Węgry. Wakacje z dziećmi

Jakie śliwki kojarzą się z Węgrami? Oczywiście mirabelki!

Stefan od tygodnia chodził podekscytowany - jedziemy na Węgry! Czterolatek wie już, że to inny kraj, że mówi się tam w innym języku, no i że tata obiecał kąpiele w basenie.

Godzinny lot dostarcza pierwszych emocji. Samoloty, chmury, chowanie podwozia, a nawet zapinanie pasów - wszystko to cieszy malucha. Ale co pokazać przedszkolakowi w Budapeszcie?

Węgry z dziećmy

- Nieważne co, tylko jak - śmieje się Zsofi, która oprowadza turystów nietypowymi trasami tematycznymi (www.uniquebudapest.com). Umówiliśmy się z nią na Hosök tere, placu Bohaterów: 12 posągów otacza księcia Arpada i jego wodzów, nad nimi archanioł Gabriel na wysokiej kolumnie. Pomnik ufundowano w 1896 r. na tysiąclecie państwa węgierskiego.

Na starcie dostajemy kopertę z zadaniem: rozpoznać wszystkich herosów. Stefan z zaciekawieniem odkrywa, że pierwszy nosił jego imię! Do ostatniego, Kossutha, nie docieramy, bo mały poznał rówieśników, z którymi wspina się na konia Arpada. Jak go ściągnąć? - Chodź popływać łódką!

Sekunda i junior pędzi za nami nad staw w pobliskim parku. Wiosła w dłoń! Okrążamy kilkanaście nowoczesnych rzeźb stojących w płytkiej wodzie: kolorowe wieże, latarnia z ławką, a nawet... latryna. Stefan zachwyca się czterema połówkami aut połączonymi w coś na kształt wiatraka oraz szachownicą z palików, gdzie gniazdują kaczki.

(Zeimena)Zaglądamy do zoo po sąsiedzku ( www.zoobudapest.com ). Są białe wilki, malutkie tygrysy i ukochane pingwiny Stefana. Obaj z nosem przy szybie obserwujemy harce niemowlaka goryla (bardzo rzadko rozmnażają się w niewoli), napomykam o pokrewieństwie małp i ludzi.

Na deser mamy świetny plac zabaw z drewnianym statkiem i tryskającym wodą wielorybem.

A potem wskakujemy w rykszę i pędzimy Andrássy ut, główną arterią Pesztu, wytyczoną w XIX w. na wzór paryskich bulwarów. Spośród eklektycznych kamienic wyróżnia się neorenesansowy gmach opery. Niestety, zaczyna kropić deszcz. Rezolutny szofer rozkłada parasol i skręca w uliczki na pograniczu VI i VII dzielnicy, by wysadzić nas przed cukiernią "Sugar!" ( www.sugarshop.hu ). W modnym wnętrzu feeria kolorowych żelków, gigantycznych lizaków, rozmaitych ciast - raj dla dzieci i koszmar dla rodziców. No ale to w końcu wakacje! Na obiad mamy więc kawał tortu i koktajl.

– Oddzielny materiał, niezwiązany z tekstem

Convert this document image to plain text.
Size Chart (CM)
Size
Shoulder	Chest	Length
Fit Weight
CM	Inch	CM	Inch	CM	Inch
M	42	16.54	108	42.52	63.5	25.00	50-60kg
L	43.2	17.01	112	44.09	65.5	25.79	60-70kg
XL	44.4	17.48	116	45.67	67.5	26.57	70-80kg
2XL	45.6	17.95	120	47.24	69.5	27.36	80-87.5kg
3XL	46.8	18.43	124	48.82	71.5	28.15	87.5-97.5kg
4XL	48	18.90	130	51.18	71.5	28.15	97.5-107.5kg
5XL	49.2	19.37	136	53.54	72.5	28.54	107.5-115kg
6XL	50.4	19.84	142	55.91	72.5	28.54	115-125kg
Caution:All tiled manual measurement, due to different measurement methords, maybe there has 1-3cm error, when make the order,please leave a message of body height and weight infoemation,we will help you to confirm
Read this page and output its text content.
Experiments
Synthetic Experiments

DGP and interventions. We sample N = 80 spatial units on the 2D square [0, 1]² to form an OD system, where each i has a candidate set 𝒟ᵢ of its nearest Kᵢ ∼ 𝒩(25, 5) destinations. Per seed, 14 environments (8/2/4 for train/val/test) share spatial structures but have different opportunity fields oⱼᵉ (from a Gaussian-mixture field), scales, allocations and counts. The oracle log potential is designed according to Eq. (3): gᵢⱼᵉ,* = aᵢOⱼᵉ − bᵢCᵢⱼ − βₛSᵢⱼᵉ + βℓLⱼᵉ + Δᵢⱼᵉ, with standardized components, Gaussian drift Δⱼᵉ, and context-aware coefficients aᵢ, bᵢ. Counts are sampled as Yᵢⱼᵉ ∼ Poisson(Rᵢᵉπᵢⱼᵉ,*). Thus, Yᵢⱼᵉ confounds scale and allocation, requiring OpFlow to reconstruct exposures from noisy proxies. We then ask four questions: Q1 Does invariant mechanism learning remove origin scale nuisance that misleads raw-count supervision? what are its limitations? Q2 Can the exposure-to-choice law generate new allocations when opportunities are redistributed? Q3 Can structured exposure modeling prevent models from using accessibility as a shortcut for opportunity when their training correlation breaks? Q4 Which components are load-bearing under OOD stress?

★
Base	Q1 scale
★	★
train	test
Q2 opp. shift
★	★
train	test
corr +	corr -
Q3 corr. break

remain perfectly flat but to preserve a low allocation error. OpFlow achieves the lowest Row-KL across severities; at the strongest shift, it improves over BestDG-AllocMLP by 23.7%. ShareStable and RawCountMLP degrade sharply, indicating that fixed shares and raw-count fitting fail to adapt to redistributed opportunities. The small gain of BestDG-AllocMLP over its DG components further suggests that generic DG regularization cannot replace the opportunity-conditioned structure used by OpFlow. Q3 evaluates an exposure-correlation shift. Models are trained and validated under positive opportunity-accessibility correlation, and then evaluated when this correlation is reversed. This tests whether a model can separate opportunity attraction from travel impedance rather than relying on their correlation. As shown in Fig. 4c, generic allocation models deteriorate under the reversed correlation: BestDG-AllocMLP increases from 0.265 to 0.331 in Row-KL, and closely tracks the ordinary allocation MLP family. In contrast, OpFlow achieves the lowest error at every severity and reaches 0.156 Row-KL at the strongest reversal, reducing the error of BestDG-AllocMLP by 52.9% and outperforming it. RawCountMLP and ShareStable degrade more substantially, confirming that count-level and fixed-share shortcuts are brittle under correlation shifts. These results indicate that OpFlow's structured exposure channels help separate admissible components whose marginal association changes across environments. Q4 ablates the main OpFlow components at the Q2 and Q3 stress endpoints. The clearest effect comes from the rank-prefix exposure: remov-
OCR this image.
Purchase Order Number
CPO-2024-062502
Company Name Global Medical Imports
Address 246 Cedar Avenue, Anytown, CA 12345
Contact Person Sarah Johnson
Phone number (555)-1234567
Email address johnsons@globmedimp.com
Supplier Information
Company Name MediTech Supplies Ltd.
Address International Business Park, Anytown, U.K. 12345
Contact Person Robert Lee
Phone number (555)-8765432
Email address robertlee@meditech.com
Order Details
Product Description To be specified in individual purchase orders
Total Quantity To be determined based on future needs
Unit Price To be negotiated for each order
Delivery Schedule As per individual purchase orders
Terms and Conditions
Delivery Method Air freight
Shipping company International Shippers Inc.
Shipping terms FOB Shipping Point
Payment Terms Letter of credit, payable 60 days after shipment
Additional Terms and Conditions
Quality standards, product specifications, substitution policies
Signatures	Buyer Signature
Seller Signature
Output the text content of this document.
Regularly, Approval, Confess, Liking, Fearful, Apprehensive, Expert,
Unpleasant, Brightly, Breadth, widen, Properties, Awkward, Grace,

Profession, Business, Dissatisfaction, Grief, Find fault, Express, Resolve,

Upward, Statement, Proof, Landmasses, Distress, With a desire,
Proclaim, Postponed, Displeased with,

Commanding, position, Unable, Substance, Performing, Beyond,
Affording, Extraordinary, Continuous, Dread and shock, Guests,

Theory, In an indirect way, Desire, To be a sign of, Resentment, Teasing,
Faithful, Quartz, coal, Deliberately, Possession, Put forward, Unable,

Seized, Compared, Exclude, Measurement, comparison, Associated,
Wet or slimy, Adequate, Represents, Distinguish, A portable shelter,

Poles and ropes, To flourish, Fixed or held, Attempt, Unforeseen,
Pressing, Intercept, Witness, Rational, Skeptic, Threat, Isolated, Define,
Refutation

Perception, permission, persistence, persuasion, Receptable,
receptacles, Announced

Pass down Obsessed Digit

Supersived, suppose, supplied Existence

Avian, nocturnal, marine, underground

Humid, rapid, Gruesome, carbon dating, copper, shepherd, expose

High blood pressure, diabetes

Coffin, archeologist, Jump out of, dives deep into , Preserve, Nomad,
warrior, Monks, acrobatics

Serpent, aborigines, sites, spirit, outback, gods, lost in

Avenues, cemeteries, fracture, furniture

Jedziemy teraz autobusem ( www.bkv.hu ) nad Dunaj. Stefan przebiera nogami na widok statków zacumowanych przy najstarszym budapesztańskim Moście Łańcuchowym. Naprzeciwko wznosi się wysoki brzeg Budy z pałacem prezydenckim i Bastionem Rybaków nazwanym tak na cześć cechu, który w średniowieczu bronił tego fragmentu murów (wszystko odbudowano niemal od podstaw po II wojnie).

Wsiadamy do drewnianej motorówki-taksówki reklamującej się jako najszybszy budapesztański środek transportu ( www.dunarama.hu ). Doświadczony kapitan od razu poznaje się na rzeczy i przekazuje stery Stefanowi. Mały jest jak w transie; nie ma mowy, by choć rzucił okiem na słynny gmach parlamentu. Zresztą, przy prędkości 50 km/h widok i tak zasłania ściana rozbryzgiwanej wody.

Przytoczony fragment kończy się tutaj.